A onda privatista do governo Tarcísio ameaça o sistema de recuperação de jovens de São Paulo. Segundo o presidente do Sindicato da Socioeducação de São Paulo (SITSESP), Neemias Souza, a ameaça de privatização da Fundação Casa, órgão responsável pelo sistema em São Paulo, tem gerado grande preocupação, especialmente pelos servidores que prestam atendimento socioeducativo, e que lidam diariamente com jovens envolvidos em infrações que variam desde delitos leves até crimes graves.
O sindicalista destaca que “manter o caráter público da socioeducação na Fundação Casa é basilar para um sistema socioeducativo eficaz e alinhado com os princípios da justiça social e a garantia da efetiva reintegração dos jovens atendidos à sociedade, além de assegurar os direitos e a dignidade dos trabalhadores envolvidos”.
Para Neemias, a lógica mercantil da privatização compromete a essência do atendimento socioeducativo. Ele argumenta que “a privatização do sistema socioeducativo transforma esses jovens em objetos de lucro, em mercadorias, desrespeitando o propósito da Fundação Casa”.
Privatizar o atendimento socioeducativo significa “priorizar o lucro sobre o cuidado, comprometendo diretamente a reintegração desses adolescentes na sociedade”. Segundo ele, a mudança da gestão pública para privada não garante a manutenção da qualidade no atendimento e pode, ao contrário, “colocar em risco os direitos e o bem-estar dos jovens e dos trabalhadores que estão no sistema”.
Relatórios do Mecanismo Nacional de Prevenção e Combate à Tortura indicam que a privatização em outros estados resultou em violações de direitos humanos e falhas operacionais graves.
Neemias lembra que “modelos de cogestão e parcerias público-privadas na área de socioeducação e no sistema prisional foram denunciados por violações de direitos, demonstrando que a privatização não é uma solução eficiente para os problemas atuais”.
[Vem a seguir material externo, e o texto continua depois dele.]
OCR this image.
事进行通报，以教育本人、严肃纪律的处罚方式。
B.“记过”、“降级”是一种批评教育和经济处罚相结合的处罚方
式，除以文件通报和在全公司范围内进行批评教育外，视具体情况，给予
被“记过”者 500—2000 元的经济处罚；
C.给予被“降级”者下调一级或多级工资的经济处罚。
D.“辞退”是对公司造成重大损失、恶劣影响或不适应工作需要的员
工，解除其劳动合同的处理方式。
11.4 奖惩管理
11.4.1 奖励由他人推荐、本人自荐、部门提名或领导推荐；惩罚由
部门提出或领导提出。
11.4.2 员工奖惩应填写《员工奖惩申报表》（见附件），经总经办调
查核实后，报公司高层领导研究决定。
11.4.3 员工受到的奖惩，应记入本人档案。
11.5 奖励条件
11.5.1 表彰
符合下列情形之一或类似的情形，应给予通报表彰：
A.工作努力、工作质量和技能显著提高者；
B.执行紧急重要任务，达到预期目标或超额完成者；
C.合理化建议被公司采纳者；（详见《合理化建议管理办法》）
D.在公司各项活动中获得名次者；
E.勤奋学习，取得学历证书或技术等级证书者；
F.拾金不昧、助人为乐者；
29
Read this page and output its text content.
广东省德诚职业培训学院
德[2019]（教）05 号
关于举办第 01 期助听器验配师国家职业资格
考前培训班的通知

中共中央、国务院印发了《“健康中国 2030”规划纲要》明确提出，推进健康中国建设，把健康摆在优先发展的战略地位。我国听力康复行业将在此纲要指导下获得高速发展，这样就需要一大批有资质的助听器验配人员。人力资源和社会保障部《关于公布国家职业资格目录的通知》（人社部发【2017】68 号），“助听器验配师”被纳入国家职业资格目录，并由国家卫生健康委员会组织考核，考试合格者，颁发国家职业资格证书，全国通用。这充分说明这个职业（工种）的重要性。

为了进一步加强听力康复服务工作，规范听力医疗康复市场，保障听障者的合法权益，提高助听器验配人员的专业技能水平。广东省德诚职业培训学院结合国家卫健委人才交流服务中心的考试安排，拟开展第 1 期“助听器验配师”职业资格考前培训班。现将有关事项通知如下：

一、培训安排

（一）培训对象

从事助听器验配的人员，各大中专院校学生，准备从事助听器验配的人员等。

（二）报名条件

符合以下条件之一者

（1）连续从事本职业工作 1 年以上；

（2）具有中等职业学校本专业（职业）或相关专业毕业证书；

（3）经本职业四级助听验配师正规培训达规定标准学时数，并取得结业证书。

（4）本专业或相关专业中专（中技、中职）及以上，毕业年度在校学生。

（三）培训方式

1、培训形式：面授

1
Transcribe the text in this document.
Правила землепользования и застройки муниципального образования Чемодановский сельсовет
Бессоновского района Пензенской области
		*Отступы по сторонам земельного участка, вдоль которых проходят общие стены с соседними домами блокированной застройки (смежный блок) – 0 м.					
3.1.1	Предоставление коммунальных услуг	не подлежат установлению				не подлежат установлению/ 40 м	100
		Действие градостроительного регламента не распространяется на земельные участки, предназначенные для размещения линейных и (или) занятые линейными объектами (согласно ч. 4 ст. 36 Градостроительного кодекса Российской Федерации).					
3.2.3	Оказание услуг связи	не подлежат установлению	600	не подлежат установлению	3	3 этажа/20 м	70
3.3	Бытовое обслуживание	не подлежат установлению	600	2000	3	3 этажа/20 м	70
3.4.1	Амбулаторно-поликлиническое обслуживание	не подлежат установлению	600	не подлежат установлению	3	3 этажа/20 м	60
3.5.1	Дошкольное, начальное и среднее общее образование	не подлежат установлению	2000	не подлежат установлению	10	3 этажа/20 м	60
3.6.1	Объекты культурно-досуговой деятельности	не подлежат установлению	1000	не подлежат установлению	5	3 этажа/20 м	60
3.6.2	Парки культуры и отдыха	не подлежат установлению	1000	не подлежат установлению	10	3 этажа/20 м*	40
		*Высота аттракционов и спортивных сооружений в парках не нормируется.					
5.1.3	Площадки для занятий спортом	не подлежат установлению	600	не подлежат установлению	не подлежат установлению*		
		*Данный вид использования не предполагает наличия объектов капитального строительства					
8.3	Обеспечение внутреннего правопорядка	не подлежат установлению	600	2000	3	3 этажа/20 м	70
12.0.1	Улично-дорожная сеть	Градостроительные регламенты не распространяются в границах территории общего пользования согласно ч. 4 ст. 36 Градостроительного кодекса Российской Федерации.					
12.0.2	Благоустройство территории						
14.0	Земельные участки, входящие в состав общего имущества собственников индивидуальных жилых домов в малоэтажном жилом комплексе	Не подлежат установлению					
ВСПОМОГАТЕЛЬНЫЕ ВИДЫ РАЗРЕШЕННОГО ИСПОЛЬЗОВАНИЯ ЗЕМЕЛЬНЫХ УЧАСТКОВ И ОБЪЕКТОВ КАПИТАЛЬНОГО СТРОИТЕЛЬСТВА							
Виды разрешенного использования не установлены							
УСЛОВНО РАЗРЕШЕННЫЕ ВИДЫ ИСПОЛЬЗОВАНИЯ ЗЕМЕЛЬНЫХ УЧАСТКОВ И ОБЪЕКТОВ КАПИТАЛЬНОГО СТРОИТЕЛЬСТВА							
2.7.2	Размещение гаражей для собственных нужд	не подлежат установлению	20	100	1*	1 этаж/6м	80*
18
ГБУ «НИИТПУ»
Ele também critica a alocação de recursos na proposta de privatização, afirmando que “a proposta de privatização desvia recursos que deveriam ser investidos no fortalecimento da rede socioassistencial, de saúde e nas políticas educacionais”.
Neemias aponta que “medidas socioeducativas em meio aberto, que têm prioridade constitucional e legal sobre as medidas privativas de liberdade, têm sido negligenciadas”. Além disso, a privatização favorece a expansão das unidades de internação, “contrariando as recomendações que apontam para a necessidade de medidas alternativas à privação de liberdade”.
Ele ressalta que a história das Parcerias Público-Privadas (PPPs) no Brasil mostra problemas frequentes, como atrasos em obras, inadequação de performance e falta de transparência. Ele menciona que “até 2016, de 93 contratos de PPP assinados, 23 enfrentavam múltiplos problemas, incluindo processos administrativos e performance insatisfatória das concessionárias”. Experiências de privatização em áreas como “a Arena Pernambuco e o Centro de Ressocialização de Pernambuco foram encerradas antes do prazo devido a falhas significativas”.
O impacto da privatização é particularmente severo sobre adolescentes e jovens negros, pobres e moradores de periferias, reforçando a seleção e o racismo estrutural. Neemias observa que “a privatização intensifica essa situação, impactando negativamente famílias negras e em situação de pobreza, as quais são constantemente criminalizadas e institucionalizadas pelo Estado”. A falta de espaços de diálogo e participação para essas famílias e jovens no processo de decisão sobre a privatização é outro ponto de crítica, evidenciando a marginalização contínua dessas vozes.
O sindicalista conclui que “não vejo com bons olhos a atual proposta política de privatização da Fundação Casa”. Ele acredita na necessidade de trazer essa questão à sociedade e às autoridades, sempre defendendo “a manutenção dos empregos, a preservação dos direitos laborais e a garantia de um atendimento qualitativo, e não quantitativo, aos adolescentes inseridos no sistema”.